Was Earth Designed for Us or Did We Evolve to Adapt?
Question of the week: How can we show an evolutionist that Earth suits us best because Earth was designed to be compatible with us rather than the idea that we naturally evolved to become compatible with Earth?
My answer: I get asked this question nearly every time I speak on a university or college campus. Apparently, the hypothesis that humans became compatible or naturally evolved to adapt to Earth’s present conditions has become dogma in many university course offerings, more so in the social sciences than in the physical or life sciences. Consequently, I devoted an entire book to answering this question, Improbable Planet.1 Additional evidences that our supergalaxy cluster, our galaxy cluster, our galaxy group, our galaxy, the Local Bubble, the Local Fluff, the solar system, and the Sun, Moon, and Earth have been exquisitely prepared and designed for humans are presented in my next book, Designed to the Core.2
A very brief answer is that the Milky Way Galaxy, the solar system, and Earth were designed to be the ideal home for humanity and global human civilization millions and billions of years before humans showed up.
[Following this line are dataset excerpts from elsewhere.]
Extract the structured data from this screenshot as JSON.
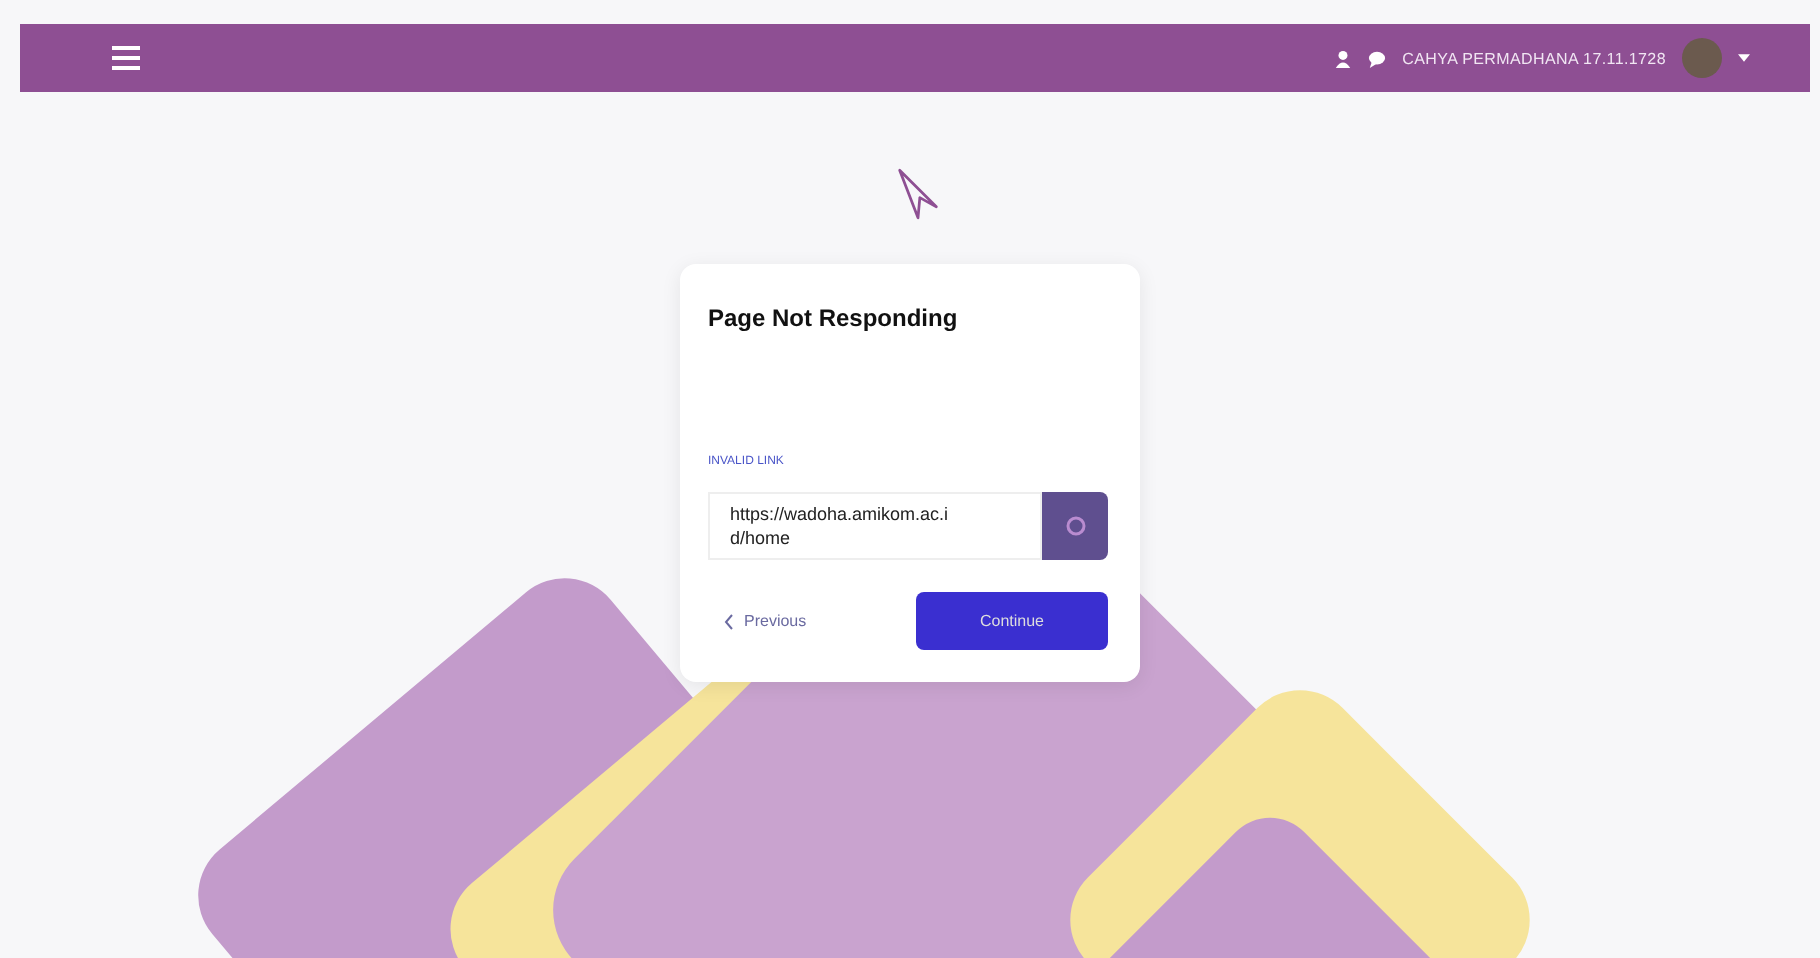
{
  "top_bar": {
    "user_name": "CAHYA PERMADHANA 17.11.1728"
  },
  "dialog": {
    "title": "Page Not Responding",
    "field_label": "INVALID LINK",
    "link_value": "https://wadoha.amikom.ac.id/home",
    "previous_label": "Previous",
    "confirm_label": "Continue"
  }
}
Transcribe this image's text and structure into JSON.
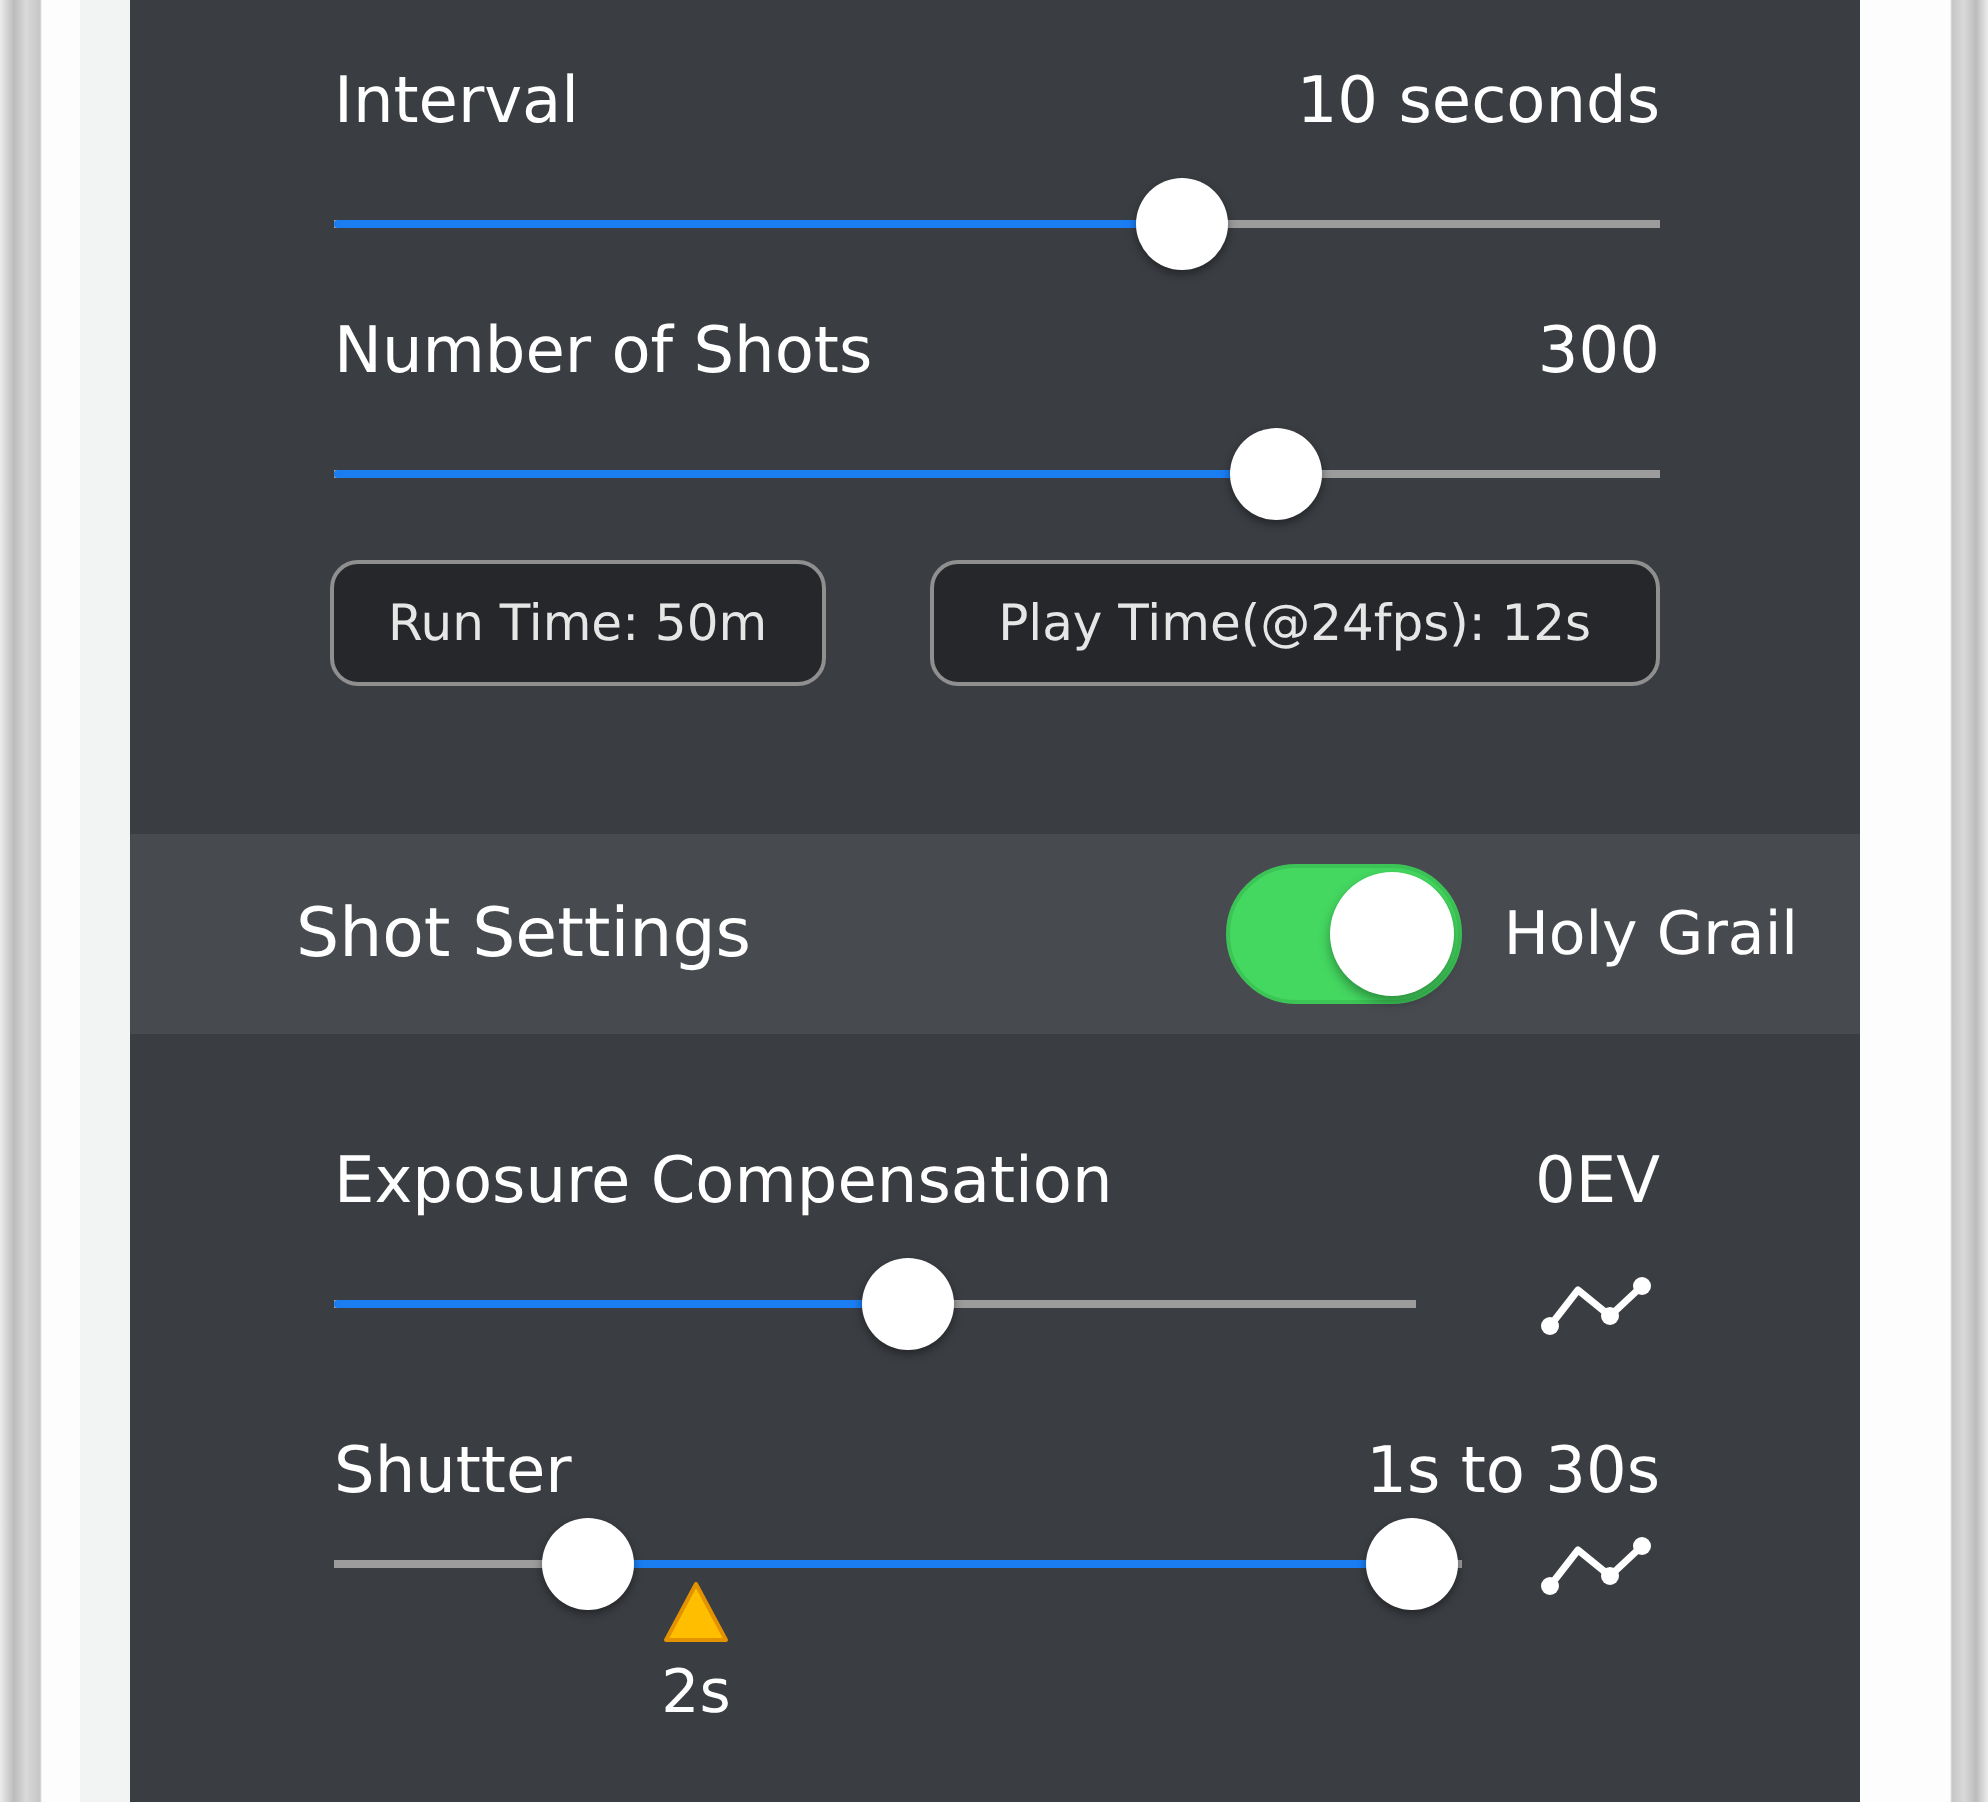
{
  "timelapse": {
    "sliders": [
      {
        "kind": "single",
        "label": "Interval",
        "value": "10 seconds",
        "level": 0.64
      },
      {
        "kind": "single",
        "label": "Number of Shots",
        "value": "300",
        "level": 0.71
      }
    ],
    "readouts": [
      "Run Time: 50m",
      "Play Time(@24fps): 12s"
    ]
  },
  "shot_settings": {
    "title": "Shot Settings",
    "toggle": {
      "label": "Holy Grail",
      "on": true
    },
    "sliders": [
      {
        "kind": "single",
        "label": "Exposure Compensation",
        "value": "0EV",
        "level": 0.53,
        "ramp_button": true
      },
      {
        "kind": "range",
        "label": "Shutter",
        "value": "1s to 30s",
        "thumbs": [
          {
            "level": 0.225
          },
          {
            "level": 0.956
          }
        ],
        "marker": {
          "label": "2s",
          "level": 0.321
        },
        "ramp_button": true
      }
    ]
  }
}
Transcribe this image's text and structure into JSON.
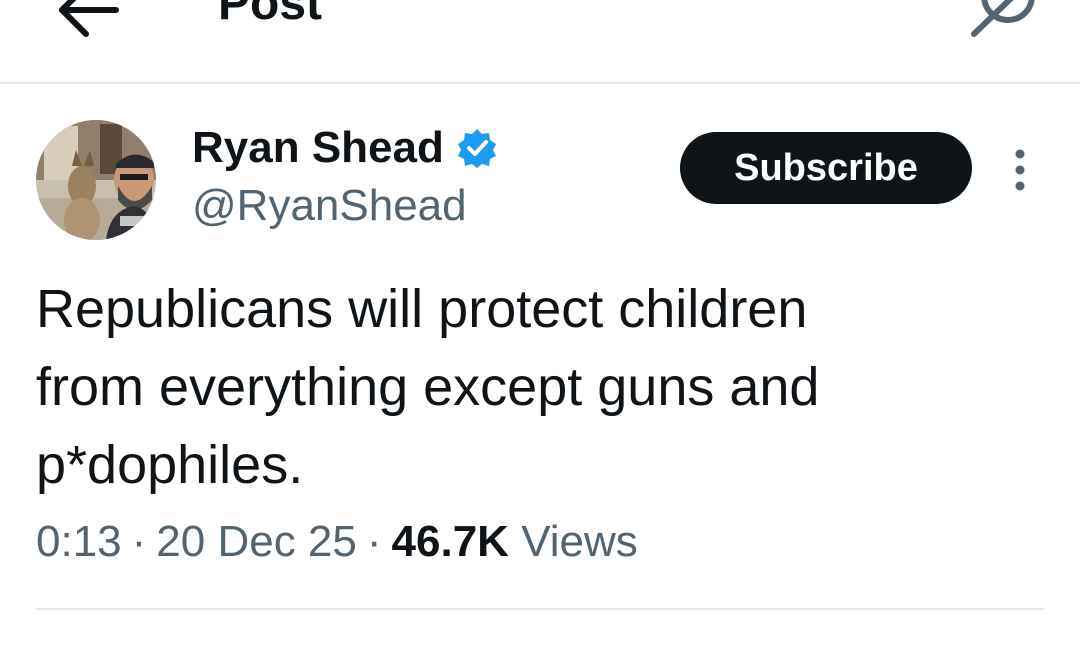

More than 400 distinct features of Earth must be fine-tuned to make our existence and civilization possible.3 Even with all this exquisite fine-tuning the time window during which humans can exist in a civilized state is extremely narrow.4 It is no random accident that we happen to be here during this narrow time window when the resources we need to sustain global civilization are uniquely available.
The evidence for purposeful design for the specific benefit of human beings is especially compelling in the context of what is needed for billions of humans to be redeemed from sin and evil. Every component and every event in the universe, Earth, and Earth’s life plays some role in making redemption possible for billions of humans.
Endnotes
- Hugh Ross, Improbable Planet (Grand Rapids, MI: Baker Books, 2016).
- Hugh Ross, Designed to the Core (Covina, CA: RTB Press, 2022).
- Hugh Ross, “RTB Design Compendium (2009),” Reasons to Believe (November 16, 2010).
- Hugh Ross, Weathering Climate Change (Covina, CA: RTB Press, 2020), 167–186.